Sama seperti krisis keuangan 2008, pandemi covid-19 juga kelihatannya akan membuat suara kelompok masyarakat semakin diperhitungkan. Akibatnya, tuntutan para pemangku kepentingan untuk berpartisipasi dalam agenda reformasi pajak akan semakin banyak (Lang, 2016). Walau lebih menjamin akseptabilitas, reformasi pajak yang berupaya mengakomodasi berbagai kepentingan bisa menghasilkan sistem pajak yang lebih kompleks.

Kelima, kompetisi pajak. Krisis keuangan global 2008 maupun covid-19 pada intinya sama-sama berakibat buruk bagi perekonomian. Peran aktif sektor swasta dan aliran modal ke dalam negeri menjustifikasi kebutuhan mendorong daya saing (competitiveness) di tingkat global, termasuk melalui instrumen pajak (OECD, 2018).

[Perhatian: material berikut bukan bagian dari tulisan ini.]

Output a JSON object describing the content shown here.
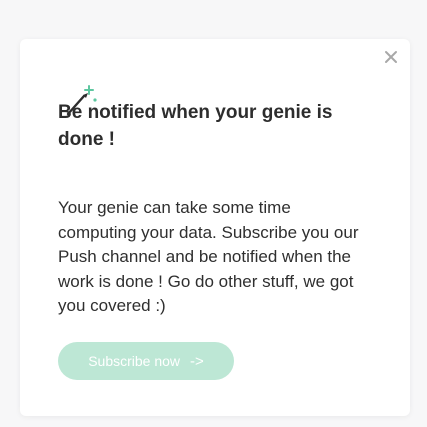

Perubahan sistem pajak, gelontoran insentif, penurunan tarif baik PPh badan serta tarif pajak atas kapital tetap jadi favorit dan terus meningkat. Insentif pajak litbang dan untuk tujuan penyerapan tenaga kerja diprediksi akan menjadi menu andalan banyak negara.

Khusus atas situasi pasca covid-19, kompetisi pajak juga turut melibatkan jargon kedaulatan fiskal. Di masa mendatang, kebijakan pajak yang melindungi kepentingan nasional dan bersifat unilateral bakal tak terbendung.

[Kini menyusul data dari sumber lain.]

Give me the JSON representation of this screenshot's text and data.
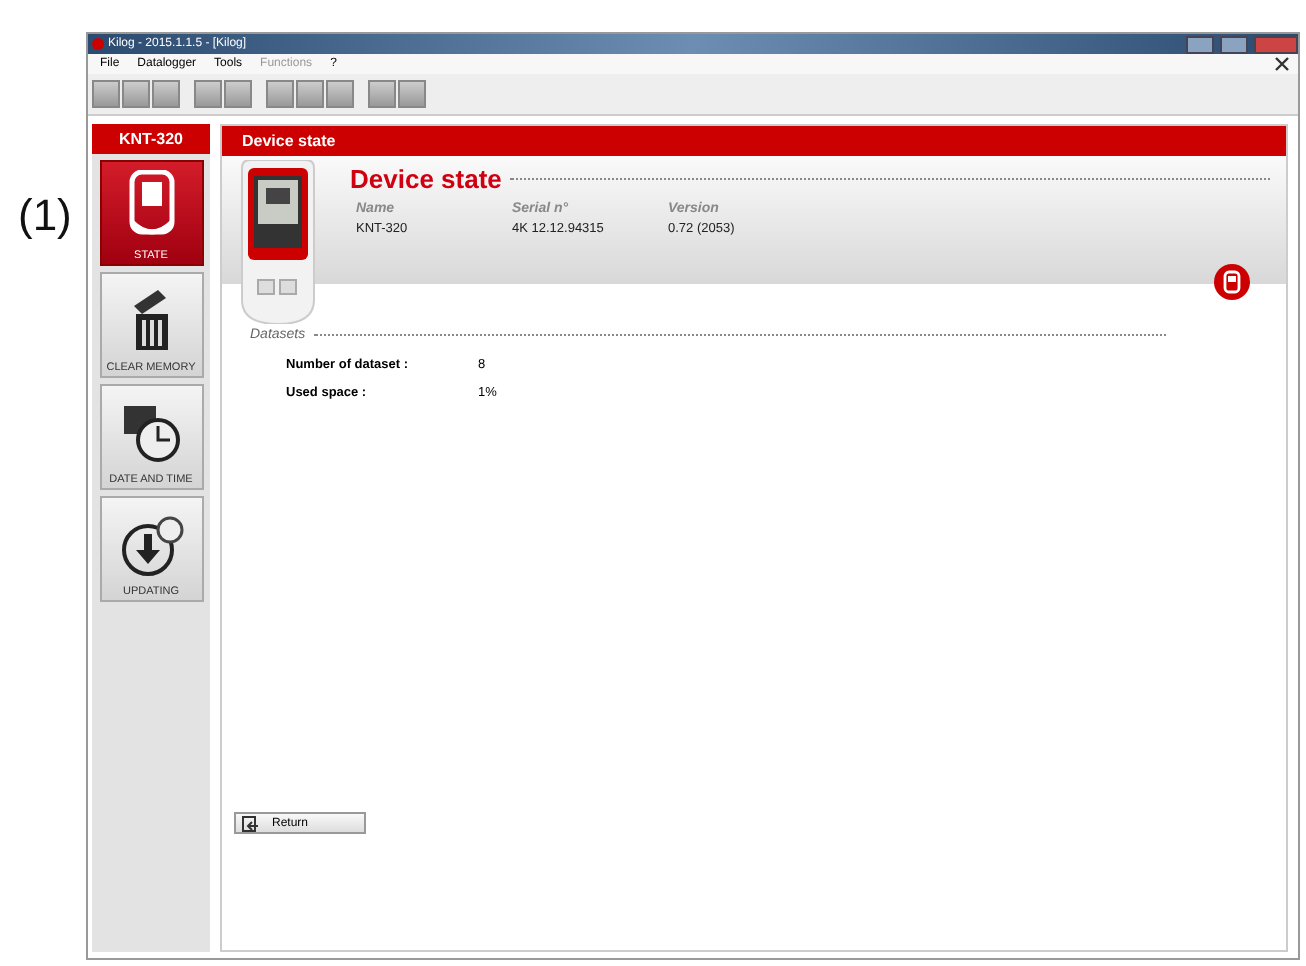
{
  "annotation": "(1)",
  "window": {
    "title": "Kilog - 2015.1.1.5 - [Kilog]"
  },
  "menu": [
    {
      "label": "File",
      "disabled": false
    },
    {
      "label": "Datalogger",
      "disabled": false
    },
    {
      "label": "Tools",
      "disabled": false
    },
    {
      "label": "Functions",
      "disabled": true
    },
    {
      "label": "?",
      "disabled": false
    }
  ],
  "sidebar": {
    "title": "KNT-320",
    "items": [
      {
        "kind": "state",
        "label": "STATE",
        "selected": true
      },
      {
        "kind": "clear",
        "label": "CLEAR MEMORY",
        "selected": false
      },
      {
        "kind": "date",
        "label": "DATE AND TIME",
        "selected": false
      },
      {
        "kind": "update",
        "label": "UPDATING",
        "selected": false
      }
    ]
  },
  "panel": {
    "header": "Device state",
    "title": "Device state",
    "info": [
      {
        "label": "Name",
        "value": "KNT-320"
      },
      {
        "label": "Serial n°",
        "value": "4K 12.12.94315"
      },
      {
        "label": "Version",
        "value": "0.72 (2053)"
      }
    ],
    "datasets": {
      "title": "Datasets",
      "rows": [
        {
          "label": "Number of dataset :",
          "value": "8"
        },
        {
          "label": "Used space :",
          "value": "1%"
        }
      ]
    },
    "return_button": "Return"
  }
}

Keenam, tren global tax governance. Krisis 2008 telah mendorong terwujudnya tata kelola pajak yang semakin baik di tingkat global (Dietsch dan Rixen, 2016). Program transparansi lewat pertukaran informasi dan kerjasama melawan penghindaran pajak melalui base erosion and profit shifting (BEPS) menjadi tonggak penting agenda pajak global. Kedua program tersebut didukung pula oleh empat organisasi internasional – OECD, UN, IMF, dan World Bank – dalam platform for collaboration on tax.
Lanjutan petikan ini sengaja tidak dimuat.